Chez Alstom, on espère que ces premières commandes lèveront quelques verrous dans les esprits : l'industriel mise sur une filière de construction en France, alors qu'aujourd'hui, les principaux candidats pour la fourniture de tels véhicules sont chinois, même si certains s'implantent en Europe et même en France.  BYD a installé une usine à Allones, près de Beauvais, où d'ailleurs circulent depuis fin décembre les premiers exemplaires produits localement.

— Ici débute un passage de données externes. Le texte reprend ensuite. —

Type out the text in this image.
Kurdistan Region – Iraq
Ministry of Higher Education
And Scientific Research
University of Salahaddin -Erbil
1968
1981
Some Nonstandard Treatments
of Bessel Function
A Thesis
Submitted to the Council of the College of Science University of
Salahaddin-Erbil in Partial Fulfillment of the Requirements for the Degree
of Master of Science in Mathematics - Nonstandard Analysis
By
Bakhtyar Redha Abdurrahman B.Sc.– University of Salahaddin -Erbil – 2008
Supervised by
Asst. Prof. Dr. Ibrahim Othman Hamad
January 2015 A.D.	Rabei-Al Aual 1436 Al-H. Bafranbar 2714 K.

Alstom espère aussi - surtout ? - gagner au moins une partie de la commande de 1000 bus électriques en cours d'appel d'offres par Ile de France Mobilités, mais il semblerait que le coût de l'Aptis soit assez indigeste. Pour autant, le péril jaune n'est pas forcément imminent puisque d'autres constructeurs ont déjà un véhicule électrique dans leurs tablettes, à commencer par le poitevin Heuliez, qui devra fournir une trentaine de GX337 électriques à la RATP.

Post-scriptum : à Strasbourg, deux semaines après la commande des Aptis, on annonçait une commande de 12 autobus standards à Yutong, véhicules assemblés et commercialisés par Dietrich Carebus, implantée... à Ingwiller. Ces autobus seront engagés sur la ligne 10, la ceinture du centre-ville. Pas encore d'info sur le coût de ces véhicules...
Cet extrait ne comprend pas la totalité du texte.